Here, I will discuss the relationship itself.
Nearly every version of MacBeth portrays the two as a loving couple with compatible goals. I find Shakespeare's achievement here quite remarkable. With Taming of the Shrew, he directly suggests that Kate and Petruchio are equals, no matter what concessions she makes to social mores.
With MacBeth, however, he doesn't have to suggest. He simply presents the couple as equally ambitious, equally intelligent, equally cunning.Lady MacBeth's name has become synonymous with a clever woman who pushes her spouse to extremes or, at least, can't be trusted not to kill off her house guests. But unlike, say, the Whore of Babylon, she isn't alone in her bad behavior. MacBeth is as large a character as she is, so the play offers powerful roles to both the man and the woman.
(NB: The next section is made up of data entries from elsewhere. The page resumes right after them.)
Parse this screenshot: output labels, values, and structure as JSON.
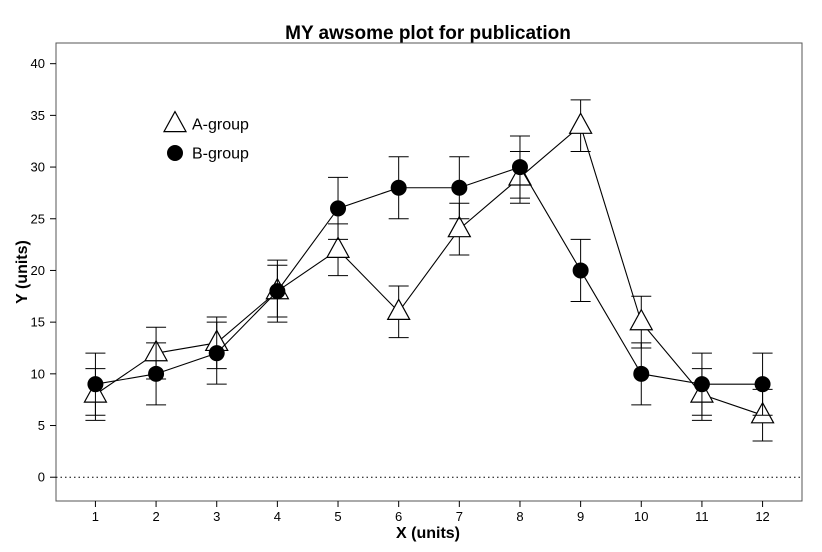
{
  "chart_data": {
    "type": "line",
    "title": "MY awsome plot for publication",
    "xlabel": "X (units)",
    "ylabel": "Y (units)",
    "x": [
      1,
      2,
      3,
      4,
      5,
      6,
      7,
      8,
      9,
      10,
      11,
      12
    ],
    "x_tick_labels": [
      "1",
      "2",
      "3",
      "4",
      "5",
      "6",
      "7",
      "8",
      "9",
      "10",
      "11",
      "12"
    ],
    "xlim": [
      0.35,
      12.65
    ],
    "ylim": [
      -2.3,
      42
    ],
    "y_ticks": [
      0,
      5,
      10,
      15,
      20,
      25,
      30,
      35,
      40
    ],
    "y_tick_labels": [
      "0",
      "5",
      "10",
      "15",
      "20",
      "25",
      "30",
      "35",
      "40"
    ],
    "reference_line": {
      "y": 0,
      "style": "dotted"
    },
    "grid": false,
    "legend_position": "top-left",
    "series": [
      {
        "name": "A-group",
        "marker": "open-triangle",
        "values": [
          8,
          12,
          13,
          18,
          22,
          16,
          24,
          29,
          34,
          15,
          8,
          6
        ],
        "error": [
          2.5,
          2.5,
          2.5,
          2.5,
          2.5,
          2.5,
          2.5,
          2.5,
          2.5,
          2.5,
          2.5,
          2.5
        ]
      },
      {
        "name": "B-group",
        "marker": "filled-circle",
        "values": [
          9,
          10,
          12,
          18,
          26,
          28,
          28,
          30,
          20,
          10,
          9,
          9
        ],
        "error": [
          3,
          3,
          3,
          3,
          3,
          3,
          3,
          3,
          3,
          3,
          3,
          3
        ]
      }
    ]
  }
}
I've mentioned elsewhere that Shakespeare appears to believe--even in his comedies--that every relationship is different, so even the token happy endings/marriages are between THAT woman and THAT man. With Taming of the Shrew he took a well-used trope and made it unique, distinct. It isn't just any shrewish woman and domineering man. It's THIS woman and THIS man.
He does the same with the ultimate ambitious couple. Although MacBeth-types are used over and over again in numerous murder mystery shows, those episodes usually stand out because the couple are memorable. And they are memorable because Shakespeare didn't simply throw "conniving" and "ambitious" into a bag and shake it up. The MacBeths have thought through their crimes. They are human enough to balk after the fact--to see ghosts. They are self-protective enough to keep going. And although they eventually fall apart, they could never had gone so far if they weren't--however evilly--compatible.Their murders are, in sum, character and relationship-driven.